La Provincia, con la determina n. 8224 del 1° agosto 2024, ha liquidato i contributi straordinari alle RSA che nel 2023 hanno chiuso in perdita. Oltre 1,5 milioni di euro distribuiti a 21 strutture delle circa 55, pubbliche e private, che erogano il servizio di Rsa sul territorio trentino.Francesca Parolari, 5 agosto 2024
Ciò che balza all’occhio, se si analizzano i dati, è che il contributo pubblico maggiore per posto letto (3 euro al giorno) viene riconosciuto a due Rsa private (Solatrix di Rovereto – gestita da ST gestioni del gruppo SPES e Villa Alpina di Pinè gestita direttamente da SPES) che hanno la retta giornaliera in assoluto più elevata, che supera di quasi il 20% la retta giornaliera media delle rsa trentine (nel 2023 le rette giornaliere di entrambe le strutture superavano i 55 euro e nel 2024 arrivano addirittura oltre i 57 euro, mentre la retta media è di 48,97 euro).
Una corsa al rialzo operata sulle pelle delle famiglie che in una stessa zona, per esempio la Vallagarina, se sono inserite nella rsa pubblica di Volano sborsano 46 euro al giorno, se invece vengono inviati alla Solatrix di Rovereto (distante 5 km) si trovano a versare 57,61 euro al giorno. Con una differenza per le famiglie di circa 350 euro al mese, oltre 4.000 euro all’anno. Una differenza immotivata, ingiustificata e inaccettabile, visto che le strutture sono convenzionate allo stesso modo e ricevono gli stessi finanziamenti pubblici.
All’assessore Tonina si chiede di fare chiarezza perché, a fronte di requisiti standard base uguali, le rette non possono registrare questi enormi divari anche in zone uniformi e vicine. E non si può continuare a coprire con soldi pubblici i reiterati buchi di bilancio di chi ha rette oltremodo elevate, quando c’è chi invece, più d’uno, ha rette più basse, conti in ordine, arrivando in più casi a fare importanti utili.

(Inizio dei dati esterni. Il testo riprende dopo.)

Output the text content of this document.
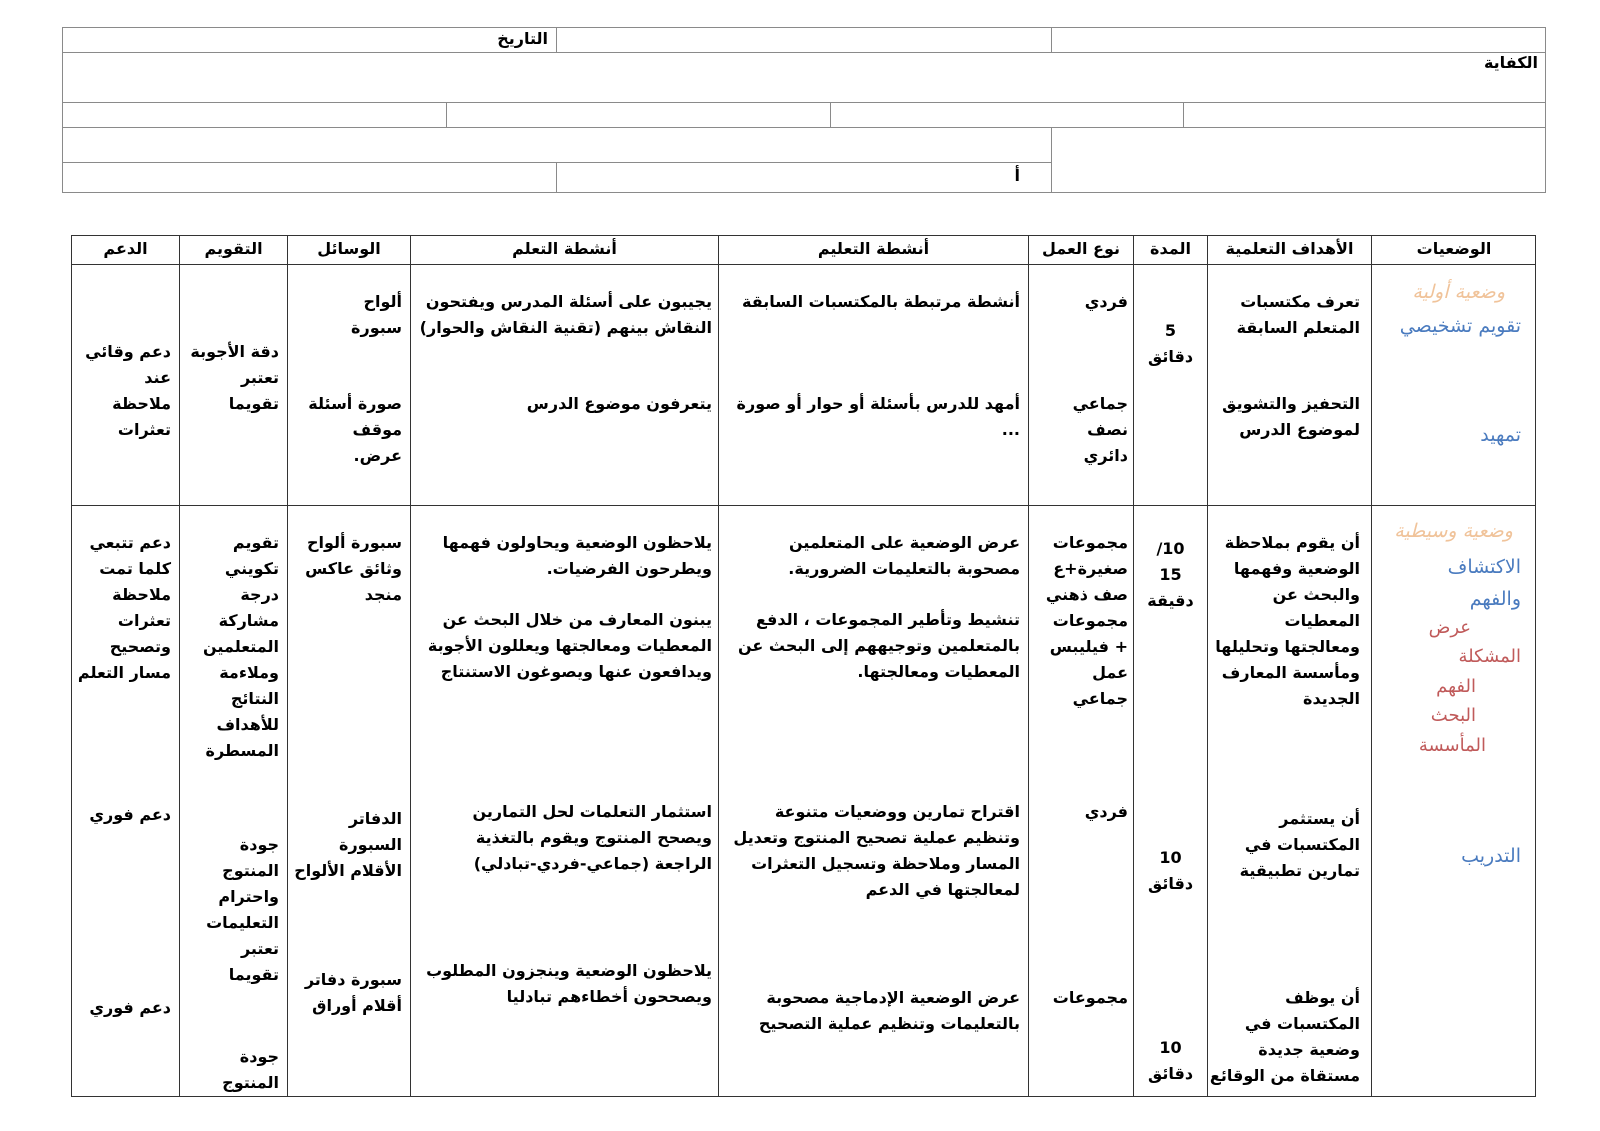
التاريخ
الكفاية
أ
الوضعيات
الأهداف التعلمية
المدة
نوع العمل
أنشطة التعليم
أنشطة التعلم
الوسائل
التقويم
الدعم
وضعية أولية
تقويم تشخيصي
تمهيد
تعرف مكتسبات
المتعلم السابقة
التحفيز والتشويق
لموضوع الدرس
5
دقائق
فردي
جماعي
نصف
دائري
أنشطة مرتبطة بالمكتسبات السابقة
أمهد للدرس بأسئلة أو حوار أو صورة
...
يجيبون على أسئلة المدرس ويفتحون
النقاش بينهم (تقنية النقاش والحوار)
يتعرفون موضوع الدرس
ألواح
سبورة
صورة أسئلة
موقف
عرض.
دقة الأجوبة
تعتبر
تقويما
دعم وقائي
عند
ملاحظة
تعثرات
وضعية وسيطية
الاكتشاف
والفهم
عرض
المشكلة
الفهم
البحث
المأسسة
التدريب
أن يقوم بملاحظة
الوضعية وفهمها
والبحث عن
المعطيات
ومعالجتها وتحليلها
ومأسسة المعارف
الجديدة
أن يستثمر
المكتسبات في
تمارين تطبيقية
أن يوظف
المكتسبات في
وضعية جديدة
مستقاة من الوقائع
10/
15
دقيقة
10
دقائق
10
دقائق
مجموعات
صغيرة+ع
صف ذهني
مجموعات
+ فيليبس
عمل
جماعي
فردي
مجموعات
عرض الوضعية على المتعلمين
مصحوبة بالتعليمات الضرورية.
تنشيط وتأطير المجموعات ، الدفع
بالمتعلمين وتوجيههم إلى البحث عن
المعطيات ومعالجتها.
اقتراح تمارين ووضعيات متنوعة
وتنظيم عملية تصحيح المنتوج وتعديل
المسار وملاحظة وتسجيل التعثرات
لمعالجتها في الدعم
عرض الوضعية الإدماجية مصحوبة
بالتعليمات وتنظيم عملية التصحيح
يلاحظون الوضعية ويحاولون فهمها
ويطرحون الفرضيات.
يبنون المعارف من خلال البحث عن
المعطيات ومعالجتها ويعللون الأجوبة
ويدافعون عنها ويصوغون الاستنتاج
استثمار التعلمات لحل التمارين
ويصحح المنتوج ويقوم بالتغذية
الراجعة (جماعي-فردي-تبادلي)
يلاحظون الوضعية وينجزون المطلوب
ويصححون أخطاءهم تبادليا
سبورة ألواح
وثائق عاكس
منجد
الدفاتر
السبورة
الأقلام الألواح
سبورة دفاتر
أقلام أوراق
تقويم
تكويني
درجة
مشاركة
المتعلمين
وملاءمة
النتائج
للأهداف
المسطرة
جودة
المنتوج
واحترام
التعليمات
تعتبر
تقويما
جودة
المنتوج
دعم تتبعي
كلما تمت
ملاحظة
تعثرات
وتصحيح
مسار التعلم
دعم فوري
دعم فوري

E non si racconti la storiella della maggior gravità degli ospiti accolti. Gli anziani che vengono accolti oggi in rsa hanno caratteristiche analoghe in termini di condizioni di salute e di bisogni di cura. Sono cioè tutti gravi e le famiglie, pur di ottenere risposta, sono disposte ad accettare qualsiasi collocazione, con la conseguenza che gli anziani con bisogni di cura elevati vengono accolti dove c’è posto a prescindere dall’appartenenza territoriale, con una distribuzione fra le diverse Rsa che sta diventando assolutamente omogenea. Anche per questa ragione non si giustificano, quindi, rette base così diverse fra loro e neppure squilibri di bilancio che la PAT avrebbe l’onere di tenere attentamente monitorati anziché giustificare con interventi di copertura a piè di lista.
Quella del divario fra le rette nelle rsa trentine è un tema che sta diventando purtroppo ordinario e con forti riflessi sull’equità e sulla giustizia sociale. E’ una questione che non può essere sottaciuta perché riguarda migliaia di famiglie che già attendono mesi per poter vedere accolta la loro domanda e quando ricevono risposta si trovano a pagare di più o di meno a seconda che il caso li indirizzi verso una struttura o verso l’altra. E’ drammatico che sia la casualità a governare le politiche socio-assistenziali trentine.